When Nigeria Health Watch #PreventEpidemicsNaija project launched in October 2018 and began advocating for increased funding for epidemic preparedness in Nigeria, skeptics probably thought that it was another case of the boy who cried wolf. With the various pressing health needs that required urgent attention, why should the country dedicate resources to prepare for an epidemic that might not happen? But it seems now the project was future-facing. Media engagement is a core part of this project and Nigeria Health Watch has consistently engaged with journalists in a bid to empower the media to produce stories that focus on the need to prepare for epidemics even before they occur.
On 1st July 2021, the #PreventEpidemicsNaija project hosted a small group of journalists for a master class themed: ‘Positioning Epidemic Preparedness Funding as a Public Health Priority’. The master class focused on helping the participants understand the importance of writing about epidemic preparedness and response, as well as reporting on epidemics, and how journalists can include components of epidemic preparedness that advocate for stable and sustained funding for epidemic preparedness in their articles. Investment in preparedness is cost effective compared to the high costs of responding to an epidemic, but domestic investments in epidemic preparedness has been consistently low.
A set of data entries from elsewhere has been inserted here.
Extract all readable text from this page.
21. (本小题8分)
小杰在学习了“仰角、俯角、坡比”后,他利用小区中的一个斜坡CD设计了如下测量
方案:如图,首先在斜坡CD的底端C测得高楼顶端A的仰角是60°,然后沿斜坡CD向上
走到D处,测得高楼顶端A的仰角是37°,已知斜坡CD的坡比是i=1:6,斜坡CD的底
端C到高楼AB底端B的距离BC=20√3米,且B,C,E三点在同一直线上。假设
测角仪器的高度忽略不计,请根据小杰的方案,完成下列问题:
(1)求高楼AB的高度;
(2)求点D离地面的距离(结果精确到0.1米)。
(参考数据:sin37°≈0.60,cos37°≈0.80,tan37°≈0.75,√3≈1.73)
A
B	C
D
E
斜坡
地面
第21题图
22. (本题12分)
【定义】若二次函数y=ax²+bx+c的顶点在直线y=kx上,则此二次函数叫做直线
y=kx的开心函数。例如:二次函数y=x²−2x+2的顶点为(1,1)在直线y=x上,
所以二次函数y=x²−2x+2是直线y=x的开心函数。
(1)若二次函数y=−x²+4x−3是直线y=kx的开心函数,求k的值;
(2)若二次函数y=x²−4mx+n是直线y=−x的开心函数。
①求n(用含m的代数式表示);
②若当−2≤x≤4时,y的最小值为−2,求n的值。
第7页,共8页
One key take away from the master class was that the media must promote the need for deliberate and sustained investment in Nigeria’s health security as sustained and substantial funding is the main driver of preparedness for future epidemics. Funding is key and the media must use its reach to advocate for Nigeria to strengthen its disease prevention capacities by providing sustained funding for epidemic preparedness. Beyond health, the social and economic ramifications of COVID-19 have been extensive and severe thus, the media must not only advocate for more funding for epidemic preparedness, but also push health security up the political agenda, giving it the same focused reporting that other security issues in the country receive. This is critical to protect the social and economic stability of the country.
#PreventEpidemicsNaija Journalism Award
The #PreventEpidemicsNaija project is funded by the Global Health Advocacy Incubator (GHAI), a program of the Campaign for Tobacco Free Kids” and “Vital Strategies;” In 2020, the project, as part of its commitment to strengthening reportage around epidemic preparedness, announced the first edition of the #PreventEpidemicsNaija Journalism Award. At the ceremony, four journalists were celebrated for their outstanding reportage on raising awareness on epidemic preparedness and disease outbreaks in Nigeria. In a few months, the organization will open nominations for the 2021 edition of the awards, and it looks forward to receiving entries from eligible journalists who have been intentional about going beyond reporting on the response to advocating for better preparedness.
What the Media Should do
The media played a critical role in providing up-to-date information about COVID-19 and Nigeria’s response to the pandemic as newsrooms across the country made pandemic coverage a priority. This momentum should be sustained, and every opportunity taken to report on and highlight Nigeria’s ability to respond to and prepare for future infectious disease threats, if adequately funded. Future epidemics could surpass previous outbreaks and the media can be part of the solution by constantly reminding us that our safety is guaranteed only when the government, policymakers and other relevant stakeholders provide sustained and substantial funding for epidemic preparedness in Nigeria.